PREFACE

AFTER YEARS OF BEING ASKED to do more with less, managers are increasingly aware that they cannot produce the results that are expected of them with the organizations they currently have and the methods they currently use.

We have now been doing more with less for so long that we have reached a point where further demands can no longer be met by simply tweaking our existing organizations or management methods. Cutting wages, perks, and benefits and pushing people to work harder can go only so far. A different approach is needed. Interestingly, the best solution involves the very people that have been bearing the brunt of the cost so far: ordinary employees.

Every day, front-line employees see many problems and opportunities that their managers do not. They have plenty of ideas to improve productivity and customer service, to offer new or better products or services, or to enhance their organizations in other ways. But their organizations usually do better at suppressing these ideas than promoting them.

In our experience, most managers have difficulty believing that there is enough value in employee ideas to justify the effort of going after them. But as we shall explain, some 80 percent of an organization’s potential for improvement lies in front-line ideas. This fact means that organizations that are not set up to listen to and act on front-line ideas are using at best only a fifth of their improvement engines. And much of their innovation potential is locked up in the same way. When managers gain the ability to implement twenty, fifty, or even a hundred ideas per person per year, everything changes.

Today, a growing number of idea-driven organizations have become very good at promoting front-line ideas and as a result are reaching extraordinary levels of performance. Whereas traditional organizations are directed and driven from the top, idea-driven organizations are directed from the top but are driven by ideas from the bottom.

A number of years ago, we wrote Ideas Are Free, in which we articulated and documented what becomes possible when an organization aggressively pursues front-line ideas. We described companies with the best idea systems in the world and the extraordinary advantages these systems provide. This vision attracted numerous leaders and managers around the world. Some ran with it and were quite successful. But others struggled. We began to get a lot of calls for help.

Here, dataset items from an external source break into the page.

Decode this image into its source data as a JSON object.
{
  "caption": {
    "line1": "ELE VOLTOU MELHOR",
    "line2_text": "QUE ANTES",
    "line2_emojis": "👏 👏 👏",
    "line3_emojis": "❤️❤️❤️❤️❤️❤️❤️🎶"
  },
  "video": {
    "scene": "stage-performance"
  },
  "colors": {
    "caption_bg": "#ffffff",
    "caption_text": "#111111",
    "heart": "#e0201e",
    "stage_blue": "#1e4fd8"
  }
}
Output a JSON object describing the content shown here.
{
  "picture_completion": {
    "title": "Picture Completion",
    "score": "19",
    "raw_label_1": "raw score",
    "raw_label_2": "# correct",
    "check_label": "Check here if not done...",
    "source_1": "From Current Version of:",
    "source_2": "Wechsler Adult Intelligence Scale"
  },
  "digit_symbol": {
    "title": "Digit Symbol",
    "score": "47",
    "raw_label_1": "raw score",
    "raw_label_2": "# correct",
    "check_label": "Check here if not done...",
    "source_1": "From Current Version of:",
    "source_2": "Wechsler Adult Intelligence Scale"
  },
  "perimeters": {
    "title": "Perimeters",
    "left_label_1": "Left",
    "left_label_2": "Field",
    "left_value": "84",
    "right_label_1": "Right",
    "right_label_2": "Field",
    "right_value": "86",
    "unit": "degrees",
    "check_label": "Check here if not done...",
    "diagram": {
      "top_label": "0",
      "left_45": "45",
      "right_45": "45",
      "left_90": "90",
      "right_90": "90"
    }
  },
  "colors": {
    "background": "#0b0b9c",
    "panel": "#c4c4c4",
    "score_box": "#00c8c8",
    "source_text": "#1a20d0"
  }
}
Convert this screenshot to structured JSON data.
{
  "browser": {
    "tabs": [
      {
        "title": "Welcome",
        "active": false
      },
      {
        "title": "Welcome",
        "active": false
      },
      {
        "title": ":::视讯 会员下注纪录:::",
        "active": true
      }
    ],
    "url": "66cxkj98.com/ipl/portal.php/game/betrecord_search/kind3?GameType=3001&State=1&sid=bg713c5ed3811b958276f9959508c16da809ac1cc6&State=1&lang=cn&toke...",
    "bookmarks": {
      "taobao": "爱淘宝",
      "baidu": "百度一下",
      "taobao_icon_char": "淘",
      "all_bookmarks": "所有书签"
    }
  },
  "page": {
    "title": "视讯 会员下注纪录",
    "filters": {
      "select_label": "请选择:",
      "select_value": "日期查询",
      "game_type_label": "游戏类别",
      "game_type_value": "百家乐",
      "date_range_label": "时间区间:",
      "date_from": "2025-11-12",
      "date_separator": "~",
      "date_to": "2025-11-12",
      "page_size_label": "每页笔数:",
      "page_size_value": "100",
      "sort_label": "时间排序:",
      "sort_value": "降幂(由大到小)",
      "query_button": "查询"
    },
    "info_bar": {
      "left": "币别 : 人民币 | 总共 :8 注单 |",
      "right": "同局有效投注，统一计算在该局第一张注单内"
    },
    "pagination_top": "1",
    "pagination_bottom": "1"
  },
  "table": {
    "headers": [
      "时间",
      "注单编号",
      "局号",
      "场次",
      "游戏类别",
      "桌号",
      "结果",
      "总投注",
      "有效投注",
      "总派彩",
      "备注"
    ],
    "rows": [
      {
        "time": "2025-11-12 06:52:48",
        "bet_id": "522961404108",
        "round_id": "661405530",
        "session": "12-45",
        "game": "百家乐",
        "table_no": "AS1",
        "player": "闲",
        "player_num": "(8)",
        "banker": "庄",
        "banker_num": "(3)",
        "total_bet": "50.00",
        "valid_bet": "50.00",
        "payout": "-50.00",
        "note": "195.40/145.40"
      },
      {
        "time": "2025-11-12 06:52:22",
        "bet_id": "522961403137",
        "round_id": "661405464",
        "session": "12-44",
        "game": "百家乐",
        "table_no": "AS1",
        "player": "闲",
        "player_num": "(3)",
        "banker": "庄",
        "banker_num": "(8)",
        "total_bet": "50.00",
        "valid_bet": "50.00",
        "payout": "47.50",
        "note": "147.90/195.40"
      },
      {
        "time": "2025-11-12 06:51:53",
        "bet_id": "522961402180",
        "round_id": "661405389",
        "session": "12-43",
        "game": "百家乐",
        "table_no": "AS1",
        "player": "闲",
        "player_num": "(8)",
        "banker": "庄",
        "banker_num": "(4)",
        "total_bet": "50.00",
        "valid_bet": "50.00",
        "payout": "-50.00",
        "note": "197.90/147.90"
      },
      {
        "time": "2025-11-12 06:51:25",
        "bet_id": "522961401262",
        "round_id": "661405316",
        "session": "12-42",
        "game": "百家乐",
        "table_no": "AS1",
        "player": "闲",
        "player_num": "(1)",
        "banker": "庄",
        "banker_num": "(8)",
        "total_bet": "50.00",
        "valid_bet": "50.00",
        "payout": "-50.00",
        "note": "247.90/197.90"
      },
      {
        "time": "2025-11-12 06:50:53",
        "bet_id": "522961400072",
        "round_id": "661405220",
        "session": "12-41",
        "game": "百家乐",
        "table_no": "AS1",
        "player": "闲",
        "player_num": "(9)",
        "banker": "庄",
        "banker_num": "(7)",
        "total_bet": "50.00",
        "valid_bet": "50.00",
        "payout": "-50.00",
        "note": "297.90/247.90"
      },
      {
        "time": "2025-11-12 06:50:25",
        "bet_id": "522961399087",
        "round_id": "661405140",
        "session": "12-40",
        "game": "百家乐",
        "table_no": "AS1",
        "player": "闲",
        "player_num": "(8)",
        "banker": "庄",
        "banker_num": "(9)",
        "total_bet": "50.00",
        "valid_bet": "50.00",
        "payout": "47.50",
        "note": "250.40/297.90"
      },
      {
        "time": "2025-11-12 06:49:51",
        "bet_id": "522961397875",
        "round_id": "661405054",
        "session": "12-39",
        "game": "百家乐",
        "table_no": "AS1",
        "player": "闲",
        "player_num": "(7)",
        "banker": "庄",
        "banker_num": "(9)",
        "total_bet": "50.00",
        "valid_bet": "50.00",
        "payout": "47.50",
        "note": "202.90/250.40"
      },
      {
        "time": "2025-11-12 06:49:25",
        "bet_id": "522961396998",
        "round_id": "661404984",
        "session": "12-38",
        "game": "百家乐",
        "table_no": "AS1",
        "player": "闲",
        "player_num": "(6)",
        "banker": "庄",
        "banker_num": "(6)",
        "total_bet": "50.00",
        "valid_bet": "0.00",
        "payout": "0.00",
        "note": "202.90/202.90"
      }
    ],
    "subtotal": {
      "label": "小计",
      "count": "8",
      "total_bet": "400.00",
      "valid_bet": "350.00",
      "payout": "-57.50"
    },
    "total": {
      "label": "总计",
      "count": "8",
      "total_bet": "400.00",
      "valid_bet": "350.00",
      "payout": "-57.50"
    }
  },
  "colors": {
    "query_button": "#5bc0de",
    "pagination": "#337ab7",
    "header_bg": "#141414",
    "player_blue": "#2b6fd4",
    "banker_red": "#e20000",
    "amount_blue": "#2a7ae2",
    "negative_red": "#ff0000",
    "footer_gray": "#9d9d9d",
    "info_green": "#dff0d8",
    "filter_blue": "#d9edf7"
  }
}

As we worked alongside managers and leaders trying to implement high-performance idea systems, we learned two important lessons. First, while getting the mechanics of an idea process right is certainly important, to get good results from it often requires significant changes in the way an organization is led, structured, and managed. Second, whereas it is one thing to understand how idea-driven organizations work, it is quite another to know how to create one. These realizations are what led us to write this book.

We began to study the process by which organizations become idea driven. We dug deeply into the operating contexts of many idea-driven organizations, to learn how they accomplished what they did. We also looked at organizations that were just taking their first steps toward becoming idea driven and followed them in near-real time to get a richer understanding of precisely what works, and what does not, along the way. At the same time, our work with leaders and managers who asked for help allowed us to test, refine, and then retest the concepts and advice in this book.

In some ways this book is about instigating nothing short of a revolution in the way organizations are run. But at the same time, we have tried to lay out a logical, incremental, learn-as-you-go approach to creating an idea-driven organization. Still, this is not an easy journey, and managers choosing to take it will need courage and persistence, as the transformation will take time and effort. But the lessons in this book will guide them in making the necessary changes with far less pain than their pioneering predecessors, and to quickly producing significant bottom-line results.

The bottom line is this: Idea-driven organizations have many times the improvement and innovation capability of their traditional counterparts. If you learn how to tap the ideas of your front-line workers, you can truly break free of the reductionist “more with less” mindset. You and your employees will thrive in environments where you once would have struggled to survive.

A final note: A lot can be learned by failure. Because we want to share examples of failure without embarrassing the people involved, our policy was to disguise the names of people and institutions whose stories might be construed in any way as negative.